Thanks for the question! So let’s take a look at what’s going on in this complicated argument. We’re told that anthropologists debate about whether the customs of a culture invariably function to preserve that culture. There’s this one definition that says that a culture is just a totality of customs, or all the customs of a group of people taken together. Then, the argument concludes, if this definition is correct, then its customs have to preserve it. Why? Because abandoning any custom would, by definition, constitute destruction of the culture.

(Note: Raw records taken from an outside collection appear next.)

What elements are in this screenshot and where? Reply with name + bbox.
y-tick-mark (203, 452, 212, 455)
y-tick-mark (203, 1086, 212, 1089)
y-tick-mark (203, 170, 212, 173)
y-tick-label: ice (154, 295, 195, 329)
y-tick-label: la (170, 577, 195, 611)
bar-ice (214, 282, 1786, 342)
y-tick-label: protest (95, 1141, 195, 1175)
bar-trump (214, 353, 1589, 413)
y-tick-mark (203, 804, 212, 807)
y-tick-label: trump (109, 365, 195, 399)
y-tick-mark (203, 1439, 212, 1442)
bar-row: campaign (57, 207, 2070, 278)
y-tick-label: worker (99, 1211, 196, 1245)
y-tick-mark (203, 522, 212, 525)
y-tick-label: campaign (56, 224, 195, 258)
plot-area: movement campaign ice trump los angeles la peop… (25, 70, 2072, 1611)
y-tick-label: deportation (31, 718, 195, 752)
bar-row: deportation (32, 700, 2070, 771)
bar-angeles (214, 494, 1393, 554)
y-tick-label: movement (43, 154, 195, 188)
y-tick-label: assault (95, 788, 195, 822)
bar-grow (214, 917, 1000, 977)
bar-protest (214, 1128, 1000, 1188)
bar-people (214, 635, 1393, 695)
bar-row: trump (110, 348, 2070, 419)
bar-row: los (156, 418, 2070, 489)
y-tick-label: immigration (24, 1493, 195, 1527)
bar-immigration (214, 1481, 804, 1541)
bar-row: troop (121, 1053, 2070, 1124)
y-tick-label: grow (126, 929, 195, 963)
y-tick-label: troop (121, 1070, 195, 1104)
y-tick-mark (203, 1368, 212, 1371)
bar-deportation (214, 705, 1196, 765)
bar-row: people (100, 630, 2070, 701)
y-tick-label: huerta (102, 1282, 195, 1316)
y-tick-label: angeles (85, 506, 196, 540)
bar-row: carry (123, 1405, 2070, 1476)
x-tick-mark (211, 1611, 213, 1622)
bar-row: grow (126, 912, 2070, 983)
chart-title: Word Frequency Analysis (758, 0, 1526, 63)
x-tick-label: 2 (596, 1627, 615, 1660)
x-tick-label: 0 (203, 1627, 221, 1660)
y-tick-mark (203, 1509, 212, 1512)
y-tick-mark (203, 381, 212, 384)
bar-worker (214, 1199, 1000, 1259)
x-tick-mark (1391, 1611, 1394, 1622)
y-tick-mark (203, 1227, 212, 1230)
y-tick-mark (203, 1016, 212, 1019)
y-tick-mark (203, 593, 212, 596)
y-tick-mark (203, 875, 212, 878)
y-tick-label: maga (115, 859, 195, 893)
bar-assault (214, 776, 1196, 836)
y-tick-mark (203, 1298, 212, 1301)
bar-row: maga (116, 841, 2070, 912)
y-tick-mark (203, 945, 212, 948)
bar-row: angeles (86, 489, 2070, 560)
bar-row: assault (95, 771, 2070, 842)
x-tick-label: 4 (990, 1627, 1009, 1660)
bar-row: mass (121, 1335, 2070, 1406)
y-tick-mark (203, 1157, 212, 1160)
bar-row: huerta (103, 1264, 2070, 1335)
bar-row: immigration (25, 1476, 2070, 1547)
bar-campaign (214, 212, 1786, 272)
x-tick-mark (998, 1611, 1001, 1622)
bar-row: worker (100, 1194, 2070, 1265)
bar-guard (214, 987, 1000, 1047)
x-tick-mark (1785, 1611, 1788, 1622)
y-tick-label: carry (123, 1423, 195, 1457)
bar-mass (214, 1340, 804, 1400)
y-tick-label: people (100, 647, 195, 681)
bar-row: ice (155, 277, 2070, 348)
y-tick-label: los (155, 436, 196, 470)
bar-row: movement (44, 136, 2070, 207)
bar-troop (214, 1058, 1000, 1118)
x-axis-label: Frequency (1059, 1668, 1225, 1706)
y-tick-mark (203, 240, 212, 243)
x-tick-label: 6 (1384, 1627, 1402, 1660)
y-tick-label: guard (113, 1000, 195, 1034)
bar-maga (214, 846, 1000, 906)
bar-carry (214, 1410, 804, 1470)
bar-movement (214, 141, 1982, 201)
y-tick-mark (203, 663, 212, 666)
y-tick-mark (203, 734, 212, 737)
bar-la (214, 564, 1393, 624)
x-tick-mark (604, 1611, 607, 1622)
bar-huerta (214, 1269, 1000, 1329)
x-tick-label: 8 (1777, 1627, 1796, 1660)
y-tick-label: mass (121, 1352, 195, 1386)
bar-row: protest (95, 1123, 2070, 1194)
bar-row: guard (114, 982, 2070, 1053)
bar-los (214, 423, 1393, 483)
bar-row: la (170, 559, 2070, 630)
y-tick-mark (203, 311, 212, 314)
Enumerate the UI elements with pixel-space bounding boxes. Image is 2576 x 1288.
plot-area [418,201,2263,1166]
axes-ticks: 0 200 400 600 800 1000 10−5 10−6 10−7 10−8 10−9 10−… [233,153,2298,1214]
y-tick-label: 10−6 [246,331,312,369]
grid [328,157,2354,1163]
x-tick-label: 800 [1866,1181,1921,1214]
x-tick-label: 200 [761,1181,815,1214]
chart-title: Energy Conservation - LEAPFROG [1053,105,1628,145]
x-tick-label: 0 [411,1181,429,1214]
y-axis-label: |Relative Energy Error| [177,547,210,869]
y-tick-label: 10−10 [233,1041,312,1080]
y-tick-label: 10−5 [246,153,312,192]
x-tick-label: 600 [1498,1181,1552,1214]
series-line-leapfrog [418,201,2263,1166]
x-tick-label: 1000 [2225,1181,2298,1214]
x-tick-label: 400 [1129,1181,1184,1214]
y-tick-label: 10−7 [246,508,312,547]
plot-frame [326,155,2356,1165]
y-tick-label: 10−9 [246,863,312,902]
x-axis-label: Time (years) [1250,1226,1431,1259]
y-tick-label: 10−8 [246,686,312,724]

This is pretty messy, but luckily, we’re just asked to find the role played by the phrase that talks about how abandoning a custom is destroying a culture. Notice how the word “because” precedes that, which means it’s offered as evidence for something. Evidence for what? Well, the conclusion in the end, “if this definition is correct, then the customs…” and notice how this conclusion is phrased in if-then language, which makes it a conditional conclusion (conditional just meaning that it has if-then language). So this is what (C) tells us, this sentence supports a conditional conclusion drawn in the argument.
(D), on the other hand, is incorrect because although the sentence is a claim, it’s not used to support the view that a culture “should” be understood as a totality of customs. It’s just saying that IF it is understood this way, then XYZ must follow. So (D) messes up the conclusion, and so isn’t right.
Hope this helps! Feel free to ask any other questions that you might have.